Imagine receiving a cease-and-desist letter from a business rival accusing your company of violating federal and state computer hacking laws. Your mind begins to race. Did an employee go rogue and commit corporate espionage? You scan through the letter for details – only to learn your company is being accused of simply visiting a competitor’s public website. They are demanding you stop trespassing immediately.
Is this a joke, you ask, or could merely visiting a website be a computer crime?
A decision of the United States Court of Appeals for the Ninth Circuit has thrown the issue of computer trespass into the spotlight. The case involves Facebook and a now-defunct social media startup, Power Ventures (“Power”). Power had sought to offer users a centralized location where they could post to all of their social media sites at the same time. Power and its chief executive and founder, Steve Vachani, were defendants in the case.
Trouble arose when Power launched a promotion encouraging users to bring friends to its site. If a user clicked on an icon, Power caused a message to be sent to the user’s friends within the Facebook system. Facebook never approved this, and Power had not registered as a third-party developer with Facebook. Facebook sent a cease and desist letter to Power and eventually blocked the startup from accessing Facebook from its Internet Protocol (“IP”) address. Power switched IP addresses and continued to access Facebook.
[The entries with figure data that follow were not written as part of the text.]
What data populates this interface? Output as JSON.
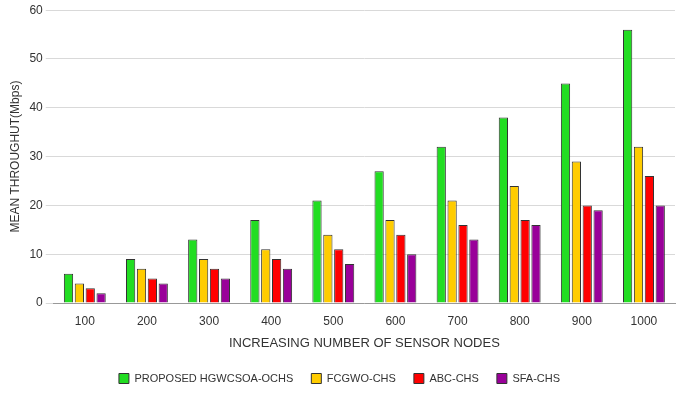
{
  "chart_data": {
    "type": "bar",
    "x_label": "INCREASING NUMBER OF SENSOR NODES",
    "y_label": "MEAN THROUGHUT(Mbps)",
    "categories": [
      "100",
      "200",
      "300",
      "400",
      "500",
      "600",
      "700",
      "800",
      "900",
      "1000"
    ],
    "series": [
      {
        "name": "PROPOSED HGWCSOA-OCHS",
        "color": "#22dd22",
        "values": [
          6,
          9,
          13,
          17,
          21,
          27,
          32,
          38,
          45,
          56
        ]
      },
      {
        "name": "FCGWO-CHS",
        "color": "#ffcc00",
        "values": [
          4,
          7,
          9,
          11,
          14,
          17,
          21,
          24,
          29,
          32
        ]
      },
      {
        "name": "ABC-CHS",
        "color": "#ff0000",
        "values": [
          3,
          5,
          7,
          9,
          11,
          14,
          16,
          17,
          20,
          26
        ]
      },
      {
        "name": "SFA-CHS",
        "color": "#990099",
        "values": [
          2,
          4,
          5,
          7,
          8,
          10,
          13,
          16,
          19,
          20
        ]
      }
    ],
    "ylim": [
      0,
      60
    ],
    "yticks": [
      0,
      10,
      20,
      30,
      40,
      50,
      60
    ],
    "grid": true,
    "legend": "bottom"
  }
}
Facebook sued Power, alleging violations of the federal Computer Fraud and Abuse Act (“CFAA”) and a related California statute, among other things. The CFAA prohibits “intentionally accessing a computer without authorization or exceeding authorized access, and thereby obtaining … information from any protected computer.” 18 U.S.C. § 1030(a)(2)(C). The CFAA provides for criminal penalties and civil liability.
On appeal, the Ninth Circuit concluded that Power did not initially violate the CFAA because Power users gave Power permission to access Facebook. However, Power did violate the CFAA when it continued to access Facebook after Facebook rescinded permission (i.e. the cease and desist letter).
The court set forth two basic rules. A defendant can “run afoul” of the CFAA when it accesses a computer if it has no permission or when such permission has been revoked explicitly. The court noted that “[o]nce permission has been revoked, technological gamesmanship or the enlisting of a third party to aid in access will not excuse liability.” Second, “a violation of the terms of use of a website — without more — cannot be the basis for liability under the CFAA.” The court explicitly did not decide “whether websites such as Facebook are presumptively open to all comers, unless and until permission is revoked expressly.”
The concept of trespass may seem strange when it comes to public websites. If visiting a public (not password-protected) site is as simple as clicking on a link from a search engine or typing in a web address, one would think the site is presumptively open to the public, like a park, library, or mall. It’s unclear whether that’s the case. In Facebook v. Vachani, the Ninth Circuit – the federal appellate court with jurisdiction over Silicon Valley and Seattle – passed on this basic question. The court did, however, explain that it can be a crime to access a computer after being instructed not to do so.
Some scholars, including Professor Orin Kerr of The George Washington University Law School, have read the Ninth Circuit’s decision broadly. They believe the court is advising that it is a federal crime for a person to visit a public website after being told not to visit it.
If that is truly the holding, the implications will be far reaching. Company A could instruct Competitor B not to visit Company A’s website or face criminal charges. News media could ban the subjects of controversial articles from reading those very articles. An online bully could create a website targeting an individual and ban that individual from visiting the site, even if he is merely attempting to gain information for a potential lawsuit against the bully. The scenarios are endless.
There is a narrower way to read this case. Rather than saying it’s a crime to merely visit a public website after being told not to do so, the Ninth Circuit could be saying it’s a crime to access a password-protected account on a public website after being told not to do so.
Other cases have rejected the notion that visiting a public website and/or violating a website’s terms of service, without more, is a violation of the CFAA. See e.g., Cvent, Inc. v. Eventbrite, Inc., 739 F. Supp. 2d 927, 932-33 (E.D. Va. 2010) (granting motion to dismiss CFAA claim because alleged unauthorized “scraping” of information from website was not a violation, since site was not password protected and users weren’t required to manifest assent to terms of use); United States v. Drew, 259 F.R.D. 449, 467 (C.D. Cal. 2009) (dismissing the indictment against a defendant who had been found guilty of a misdemeanor violation of the CFAA for unauthorized access based on the defendant’s “conscious breach of a website’s terms of service” in the form of creating a fictitious MySpace account).
How ever one reads Facebook v. Vachani, it’s important to take seriously any demand that one cease and desist from visiting a website or accessing a computer, no matter how public the website or computer seems. The law of computer trespass is ambiguous. Until the Ninth Circuit or the U.S. Supreme Court clarifies what constitutes a violation of the CFAA, or until Congress amends the statute, some will surely find ways to exploit the broad language in this case.